BFF-27 Mountain milonga: ‘tango therapy’ finds unlikely Montenegrin home

286

ZCZC

BFF-27

MONTENEGRO-CULTURE-DANCE-TANGO-FEATURE

Mountain milonga: ‘tango therapy’ finds unlikely Montenegrin home

KOLASIN, Montenegro, Aug 17, 2018 (BSS/AFP) – Couples twist across a
wood floor to the melancholy sounds of tango music, swaying and swivelling in
a dance that comes from far away.

The hours-long dance session, known as a milonga, is not in Buenos Aires
but at the base of a ski-slope in a small Montenegrin town that has become
the unlikely host to a thriving tango scene.

“We call this ‘Tango Woodstock’,” said Darko Dozic, a lanky 36-year-old
who brought the Latin dance to his hometown of Kolasin in Montenegro’s rugged
north.

Now in its eighth year, some 600 people from around the globe come every
summer for nearly three weeks of ‘tango therapy’ in the mountains of the
Balkan country.

The Tango Camp has become a badge of pride — and welcome source of cash
— for a town of fewer than 3,000 people trying for a place on the tourism
map.

But that wasn’t always the case.

Although tango has travelled far beyond its birthplace in Argentina and
Uruguay, convincing a traditional, tight-knit Montenegrin community to
embrace the sensual Latin dance was not easy, says Dozic.

– Cure for doldrums –

After catching the “tango bug” abroad, Dovic thought the dance could
help cure a depressed mood weighing on many childhood friends back home,
where Montenegro’s economic doldrums set the tone.

He started by converting former basketball teammates into ‘tangueros’,
and went as far as giving what he called “motivational speeches” in cafes to
try to convince other locals to join in.

“It was challenging,” he told AFP, recalling how many people were put off
by a foreign — and intimate — dance that clashed with the Balkan town’s
more stoic, macho sensibility.

Groups of men “would come to watch a dancing event, many of them just to
challenge us, smiling, pointing, drinking”, he remembers.

But slowly a tango community grew.

“Little by little, tango started to pull some people in this city out of
the shadows,” said Dragana Scepanovic, a local journalist.

“That is the most valuable part of tango camp: some people who were
hiding behind the walls of their homes, who did not have the courage to show
themselves in such a social context, began to dance and help start something
new in Kolasin,” she added.

– Tango therapy –

While Kolasin and tango may not be a natural fit, locals who have
embraced the dance have developed real talent.

“Once you motivate people, they become extreme, dancing all the time,”
said Dovic.

Agustin Luna from Argentina said he “never imagined that there could be
tango fans (in Kolasin) and that people could dance tango so great.”

“Here, I feel like I’m at home,” the Argentine added, strumming a
charango on the sidelines of the milonga, where dancers trade partners
throughout the night.

But dancing is only one part of Tango Camp.

Dozic and his partner, Sonja Zivanovic, see tango as a form of catharsis
and therapy — something agreed by doctors who have turned to tango to ease
ailments ranging from depression to Parkinson’s disease.

Dancing tango requires mental focus and it also famously “takes two”,
encouraging connection with another person.

In Buenos Aires, doctors have found these factors helpful in soothing
ailments of psychiatric patients, as well as combating loneliness among the
elderly.

Elsewhere, tango has been used as a form of exercise to help Parkinson’s
patients with balance and coordination.

Bojana Markovic, a psychotherapist who came to Tango Camp from Belgrade,
described the dance as a “simulation and metaphor of life.”

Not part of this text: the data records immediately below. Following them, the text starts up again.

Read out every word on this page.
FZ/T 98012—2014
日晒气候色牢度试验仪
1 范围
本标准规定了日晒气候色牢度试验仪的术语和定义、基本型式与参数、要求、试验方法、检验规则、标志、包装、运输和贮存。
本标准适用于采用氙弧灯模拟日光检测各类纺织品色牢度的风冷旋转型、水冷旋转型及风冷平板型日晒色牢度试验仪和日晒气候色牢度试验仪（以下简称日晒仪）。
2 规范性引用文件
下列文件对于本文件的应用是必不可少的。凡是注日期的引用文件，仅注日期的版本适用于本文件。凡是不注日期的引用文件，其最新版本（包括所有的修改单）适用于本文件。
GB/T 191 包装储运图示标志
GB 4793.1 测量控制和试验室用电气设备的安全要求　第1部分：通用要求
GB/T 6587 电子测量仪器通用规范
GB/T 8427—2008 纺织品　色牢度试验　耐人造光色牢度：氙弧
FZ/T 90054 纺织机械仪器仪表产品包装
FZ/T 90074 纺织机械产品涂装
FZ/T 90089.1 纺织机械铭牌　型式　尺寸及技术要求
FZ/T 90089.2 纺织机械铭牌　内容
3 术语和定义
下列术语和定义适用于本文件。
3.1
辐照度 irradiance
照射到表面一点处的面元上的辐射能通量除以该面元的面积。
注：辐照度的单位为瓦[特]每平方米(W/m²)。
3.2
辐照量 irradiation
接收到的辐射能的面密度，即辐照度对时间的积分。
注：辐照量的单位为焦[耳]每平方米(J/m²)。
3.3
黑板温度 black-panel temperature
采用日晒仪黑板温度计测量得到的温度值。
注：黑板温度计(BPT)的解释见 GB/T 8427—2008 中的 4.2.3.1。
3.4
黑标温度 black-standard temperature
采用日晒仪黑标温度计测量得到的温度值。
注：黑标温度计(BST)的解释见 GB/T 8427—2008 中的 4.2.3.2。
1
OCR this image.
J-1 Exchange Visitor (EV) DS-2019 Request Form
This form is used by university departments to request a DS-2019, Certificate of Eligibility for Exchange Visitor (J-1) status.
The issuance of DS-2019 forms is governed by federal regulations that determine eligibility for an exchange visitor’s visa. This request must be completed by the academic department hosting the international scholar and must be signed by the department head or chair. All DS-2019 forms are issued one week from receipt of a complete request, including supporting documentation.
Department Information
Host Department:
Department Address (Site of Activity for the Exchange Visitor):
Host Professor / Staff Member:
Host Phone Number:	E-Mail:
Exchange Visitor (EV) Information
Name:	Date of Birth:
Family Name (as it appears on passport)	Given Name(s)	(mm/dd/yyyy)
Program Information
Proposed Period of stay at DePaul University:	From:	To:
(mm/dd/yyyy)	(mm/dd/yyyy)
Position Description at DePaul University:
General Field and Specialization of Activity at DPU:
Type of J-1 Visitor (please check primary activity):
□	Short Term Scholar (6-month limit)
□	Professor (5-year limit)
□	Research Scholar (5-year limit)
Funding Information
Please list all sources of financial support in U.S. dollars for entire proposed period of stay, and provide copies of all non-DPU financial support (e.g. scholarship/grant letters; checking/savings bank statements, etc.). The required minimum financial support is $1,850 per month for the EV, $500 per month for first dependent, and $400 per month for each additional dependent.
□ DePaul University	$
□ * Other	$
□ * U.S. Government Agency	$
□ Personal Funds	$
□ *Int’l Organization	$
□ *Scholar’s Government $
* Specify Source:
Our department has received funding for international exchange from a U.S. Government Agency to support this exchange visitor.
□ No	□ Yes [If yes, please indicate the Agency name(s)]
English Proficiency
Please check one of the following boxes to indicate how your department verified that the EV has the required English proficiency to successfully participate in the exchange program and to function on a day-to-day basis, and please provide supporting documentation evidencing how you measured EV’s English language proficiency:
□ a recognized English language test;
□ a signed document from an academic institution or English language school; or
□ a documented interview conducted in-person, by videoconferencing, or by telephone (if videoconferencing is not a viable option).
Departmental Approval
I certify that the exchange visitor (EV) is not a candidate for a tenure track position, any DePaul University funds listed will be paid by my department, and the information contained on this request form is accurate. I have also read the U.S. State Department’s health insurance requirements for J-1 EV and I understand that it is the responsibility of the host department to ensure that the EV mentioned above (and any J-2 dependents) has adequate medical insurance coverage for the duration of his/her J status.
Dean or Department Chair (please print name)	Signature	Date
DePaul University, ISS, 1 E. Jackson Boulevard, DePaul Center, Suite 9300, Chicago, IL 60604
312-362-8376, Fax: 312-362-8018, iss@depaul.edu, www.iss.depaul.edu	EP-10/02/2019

“You grow personally and learn a lot about yourself by listening to your
body, and listening to the signals you’re sending, the way you’re receiving
information,” she told AFP.

In addition to dance workshops and daily milongas, including one in
Kolasin’s town square, the camp offers meditation, yoga, hiking and other
excursions in the surrounding mountains.

– ‘Think free, act free’ –

The tango campers, many of whom are foreign, still stand out on the
cobblestoned streets of Kolasin.

But today their presence is increasingly welcomed by hotels, restaurants
and stores happy to have a bustling business in summer, a time when most
tourists head straight to Montenegro’s Adriatic coast.

Jasmine Salihovic, a shop owner who grew up in Switzerland and moved to
Kolasin a few years ago, describes how tango has helped locals realise “that
they can think free, they can act free.”

“Here in the Balkans I think this is something that must be done… and
we definitely can feel it happening here.”

The town’s former mayor, who finished her term in July, wants to see the
tourism grow.

“Kolasin has a lot of natural beauty that people can enjoy in combination
with tango,” Zeljka Vuksanovic told AFP.